In the aftermath of 9/11, the Bush administration pushed all the right media buttons. It appealed to patriotism and reporters' fears that they might be out of sync with public opinion.
The mainstream media followed the administration's line that the United States was under assault by a vicious enemy at home and abroad. When the CIA and other agencies leaked [phony] classified documents suggesting that Saddam Hussein had weapons of mass destruction and ties to al Qaeda, almost all the mainstream media ran the story without deeper investigation.
When reporters occasionally run major stories highly unpopular in Washington, they feel the full wrath of the empire.
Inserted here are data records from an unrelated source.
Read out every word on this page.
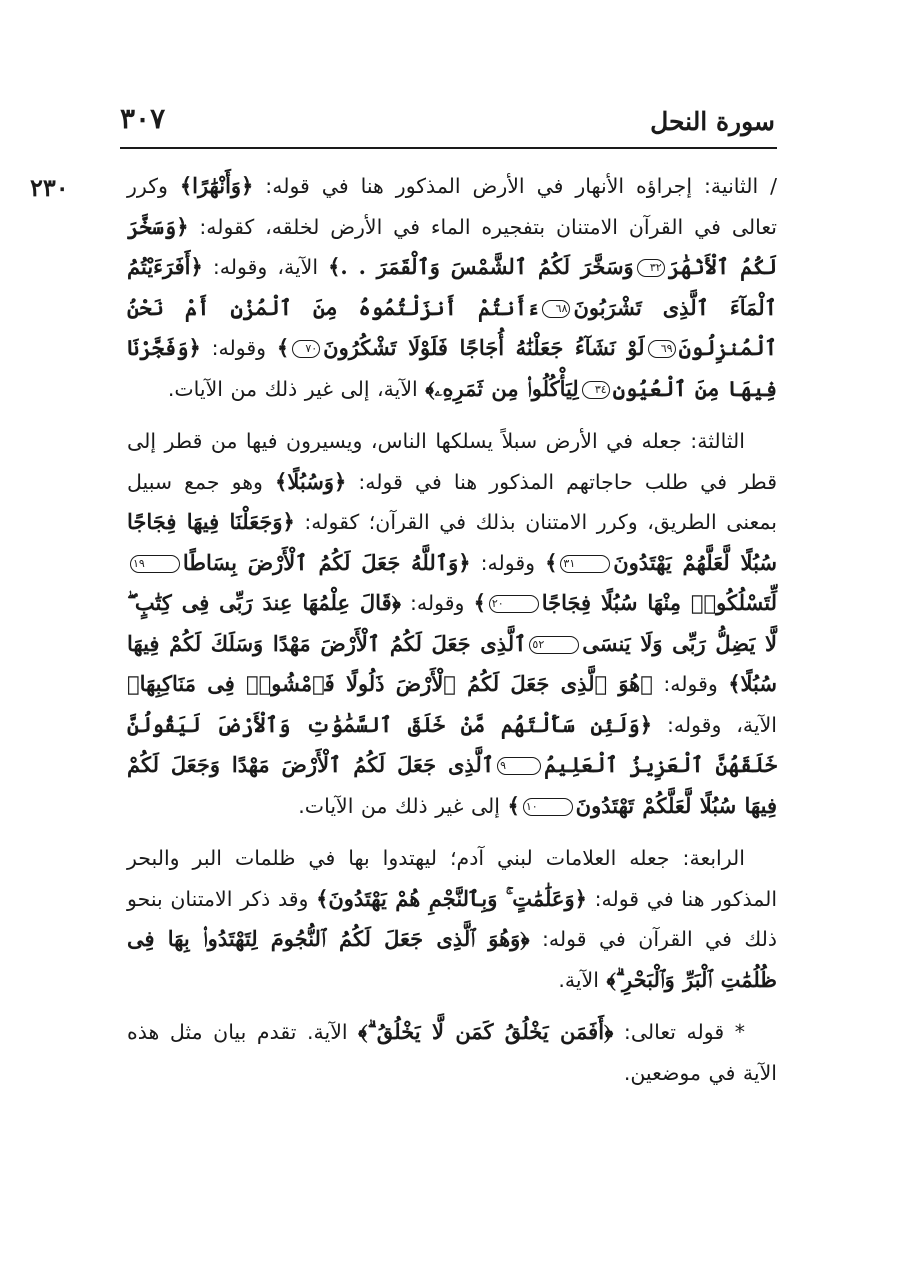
سورة النحل
٣٠٧
٢٣٠	/ الثانية: إجراؤه الأنهار في الأرض المذكور هنا في قوله: ﴿وَأَنْهَٰرًا﴾ وكرر تعالى في القرآن الامتنان بتفجيره الماء في الأرض لخلقه، كقوله: ﴿وَسَخَّرَ لَكُمُ ٱلْأَنْهَٰرَ٣٢وَسَخَّرَ لَكُمُ ٱلشَّمْسَ وَٱلْقَمَرَ . .﴾ الآية، وقوله: ﴿أَفَرَءَيْتُمُ ٱلْمَآءَ ٱلَّذِى تَشْرَبُونَ٦٨ءَأَنتُمْ أَنزَلْتُمُوهُ مِنَ ٱلْمُزْنِ أَمْ نَحْنُ ٱلْمُنزِلُونَ٦٩لَوْ نَشَآءُ جَعَلْنَٰهُ أُجَاجًا فَلَوْلَا تَشْكُرُونَ٧٠﴾ وقوله: ﴿وَفَجَّرْنَا فِيهَا مِنَ ٱلْعُيُونِ٣٤لِيَأْكُلُوا۟ مِن ثَمَرِهِۦ﴾ الآية، إلى غير ذلك من الآيات.

الثالثة: جعله في الأرض سبلاً يسلكها الناس، ويسيرون فيها من قطر إلى قطر في طلب حاجاتهم المذكور هنا في قوله: ﴿وَسُبُلًا﴾ وهو جمع سبيل بمعنى الطريق، وكرر الامتنان بذلك في القرآن؛ كقوله: ﴿وَجَعَلْنَا فِيهَا فِجَاجًا سُبُلًا لَّعَلَّهُمْ يَهْتَدُونَ٣١﴾ وقوله: ﴿وَٱللَّهُ جَعَلَ لَكُمُ ٱلْأَرْضَ بِسَاطًا١٩لِّتَسْلُكُوا۟ مِنْهَا سُبُلًا فِجَاجًا٢٠﴾ وقوله: ﴿قَالَ عِلْمُهَا عِندَ رَبِّى فِى كِتَٰبٍ ۖ لَّا يَضِلُّ رَبِّى وَلَا يَنسَى٥٢ٱلَّذِى جَعَلَ لَكُمُ ٱلْأَرْضَ مَهْدًا وَسَلَكَ لَكُمْ فِيهَا سُبُلًا﴾ وقوله: ﴿هُوَ ٱلَّذِى جَعَلَ لَكُمُ ٱلْأَرْضَ ذَلُولًا فَٱمْشُوا۟ فِى مَنَاكِبِهَا﴾ الآية، وقوله: ﴿وَلَئِن سَأَلْتَهُم مَّنْ خَلَقَ ٱلسَّمَٰوَٰتِ وَٱلْأَرْضَ لَيَقُولُنَّ خَلَقَهُنَّ ٱلْعَزِيزُ ٱلْعَلِيمُ٩ٱلَّذِى جَعَلَ لَكُمُ ٱلْأَرْضَ مَهْدًا وَجَعَلَ لَكُمْ فِيهَا سُبُلًا لَّعَلَّكُمْ تَهْتَدُونَ١٠﴾ إلى غير ذلك من الآيات.

الرابعة: جعله العلامات لبني آدم؛ ليهتدوا بها في ظلمات البر والبحر المذكور هنا في قوله: ﴿وَعَلَٰمَٰتٍ ۚ وَبِٱلنَّجْمِ هُمْ يَهْتَدُونَ﴾ وقد ذكر الامتنان بنحو ذلك في القرآن في قوله: ﴿وَهُوَ ٱلَّذِى جَعَلَ لَكُمُ ٱلنُّجُومَ لِتَهْتَدُوا۟ بِهَا فِى ظُلُمَٰتِ ٱلْبَرِّ وَٱلْبَحْرِ ۗ﴾ الآية.

* قوله تعالى: ﴿أَفَمَن يَخْلُقُ كَمَن لَّا يَخْلُقُ ۗ﴾ الآية. تقدم بيان مثل هذه الآية في موضعين.
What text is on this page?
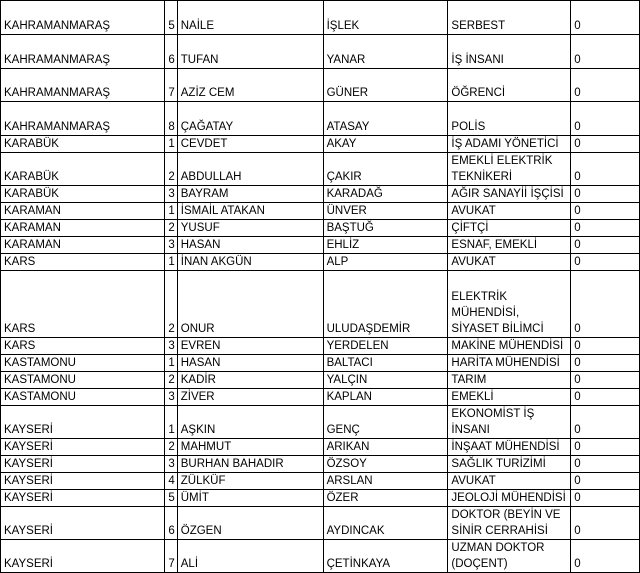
KAHRAMANMARAŞ	5	NAİLE	İŞLEK	SERBEST	0
KAHRAMANMARAŞ	6	TUFAN	YANAR	İŞ İNSANI	0
KAHRAMANMARAŞ	7	AZİZ CEM	GÜNER	ÖĞRENCİ	0
KAHRAMANMARAŞ	8	ÇAĞATAY	ATASAY	POLİS	0
KARABÜK	1	CEVDET	AKAY	İŞ ADAMI YÖNETİCİ	0
KARABÜK	2	ABDULLAH	ÇAKIR	EMEKLİ ELEKTRİK
TEKNİKERİ	0
KARABÜK	3	BAYRAM	KARADAĞ	AĞIR SANAYİİ İŞÇİSİ	0
KARAMAN	1	İSMAİL ATAKAN	ÜNVER	AVUKAT	0
KARAMAN	2	YUSUF	BAŞTUĞ	ÇİFTÇİ	0
KARAMAN	3	HASAN	EHLİZ	ESNAF, EMEKLİ	0
KARS	1	İNAN AKGÜN	ALP	AVUKAT	0
KARS	2	ONUR	ULUDAŞDEMİR	ELEKTRİK MÜHENDİSİ,
SİYASET BİLİMCİ	0
KARS	3	EVREN	YERDELEN	MAKİNE MÜHENDİSİ	0
KASTAMONU	1	HASAN	BALTACI	HARİTA MÜHENDİSİ	0
KASTAMONU	2	KADİR	YALÇIN	TARIM	0
KASTAMONU	3	ZİVER	KAPLAN	EMEKLİ	0
KAYSERİ	1	AŞKIN	GENÇ	EKONOMİST İŞ
İNSANI	0
KAYSERİ	2	MAHMUT	ARIKAN	İNŞAAT MÜHENDİSİ	0
KAYSERİ	3	BURHAN BAHADIR	ÖZSOY	SAĞLIK TURİZİMİ	0
KAYSERİ	4	ZÜLKÜF	ARSLAN	AVUKAT	0
KAYSERİ	5	ÜMİT	ÖZER	JEOLOJİ MÜHENDİSİ	0
KAYSERİ	6	ÖZGEN	AYDINCAK	DOKTOR (BEYİN VE
SİNİR CERRAHİSİ	0
KAYSERİ	7	ALİ	ÇETİNKAYA	UZMAN DOKTOR
(DOÇENT)	0
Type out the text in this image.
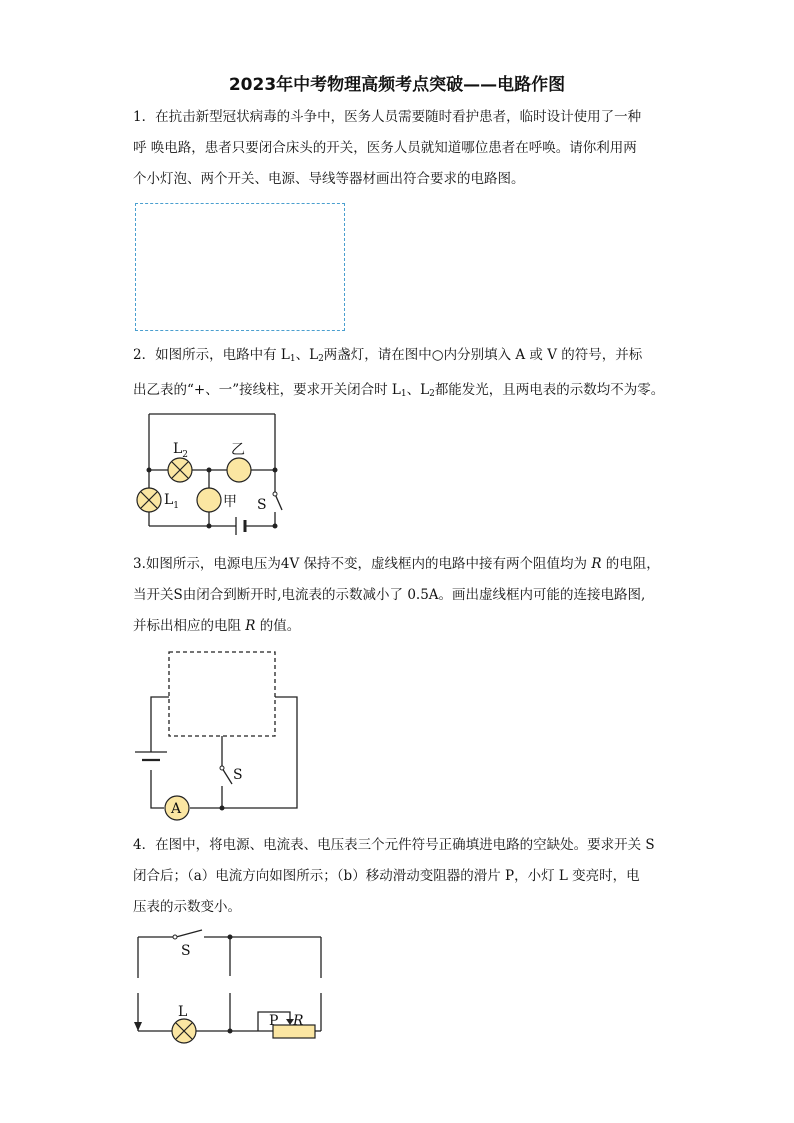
2023年中考物理高频考点突破——电路作图
1．在抗击新型冠状病毒的斗争中，医务人员需要随时看护患者，临时设计使用了一种
呼 唤电路，患者只要闭合床头的开关，医务人员就知道哪位患者在呼唤。请你利用两
个小灯泡、两个开关、电源、导线等器材画出符合要求的电路图。
2．如图所示，电路中有 $L_1$、$L_2$两盏灯，请在图中○内分别填入 A 或 V 的符号，并标
出乙表的“+、一”接线柱，要求开关闭合时 $L_1$、$L_2$都能发光，且两电表的示数均不为零。
$L_2$	乙
$L_1$	甲 S
3.如图所示，电源电压为4V 保持不变，虚线框内的电路中接有两个阻值均为 R 的电阻，
当开关S由闭合到断开时,电流表的示数减小了 0.5A。画出虚线框内可能的连接电路图,
并标出相应的电阻 R 的值。
A
S
4．在图中，将电源、电流表、电压表三个元件符号正确填进电路的空缺处。要求开关 S
闭合后；（a）电流方向如图所示；（b）移动滑动变阻器的滑片 P，小灯 L 变亮时，电
压表的示数变小。
S
L
P R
When CBS TV aired a story questioning President George W. Bush's service in the National Guard during the Vietnam War, even someone with the prestige of Dan Rather came under attack. Eventually Rather was hounded into leaving CBS. As the major media consolidate into fewer and fewer oligopolies, companies cut back newsroom staff and eliminate bureaus. Foreign correspondents, including those who might consider themselves politically liberal, fear causing too much controversy. They keep their heads down and their hands outstretched for a paycheck.
Editors also use sharply different criteria for evaluating the validity of information critical of U.S. power. No reporter gets fired for accurately reporting statements from high American officials, even if they are outright lies. But you may lose your job if you write a story too critical of those same high officials, unless your source is some other high-level official [though when Admiral William Fallon called General Petraeus an “ass-kissing chickenshit' this received no coverage in mainstream media].
I've written articles about the Afghan drug trade only to have editors cut sections naming Karzai ministers and their links to the U.S. Government. That information would be included in the story, I was told, only if confirmed by the DEA, CIA, or a similar Washington source. That, of course, gives the government virtual censorship power over controversial stories.
The dominant narrative on any given story trickles down to local media as well. After my 2002 trip to Afghanistan and publication in a local magazine of an article about the U.S.- allied warlord's involvement in the drug trade, I was contacted by a local TV reporter. She did a long interview and aired a story about the growing danger of the heroin trade. She systematically edited out every comment I made about pro- U.S. warlords, however, and inserted her own opinion that the Taliban was was at fault. And she had a lot of editing to do, because I mentioned it in almost every other sentence.
The degree to which the American people are deceived by the cozy relationship between the press and government in the United States was clearly evidenced in my interview with with Mohammad Nizami, formerly the head of the Taliban's radio and TV network and now a member of the Karzai regime. He expressed his support for an Islamic government of Afghanistan ruled by strict Sharia law. He opposed equal rights for women and wanted to see foreign troops withdrawn. Only his timetable had changed. As a Taliban leader he had called for an immediate withdrawal. As a Karzai supporter he thought they should wait until the Afghan Army could stand on its own.
That tolerance for the continued presence of U.S. Troops was sufficient to make him an ally in the view of the United States and Karzai. The dirty secret you will never see exposed in the mainline media is that the Taliban's ideology and political views on the future of Afghanistan are quite similar to many of Karzai's top supporters, including members of his cabinet. They, too, want a fundamentalist-ruled Afghanistan and have nothing but contempt for democratic elections. The war pits two sets of fundamentalists against one another, the difference being one side has U.S. support and the other doesn't.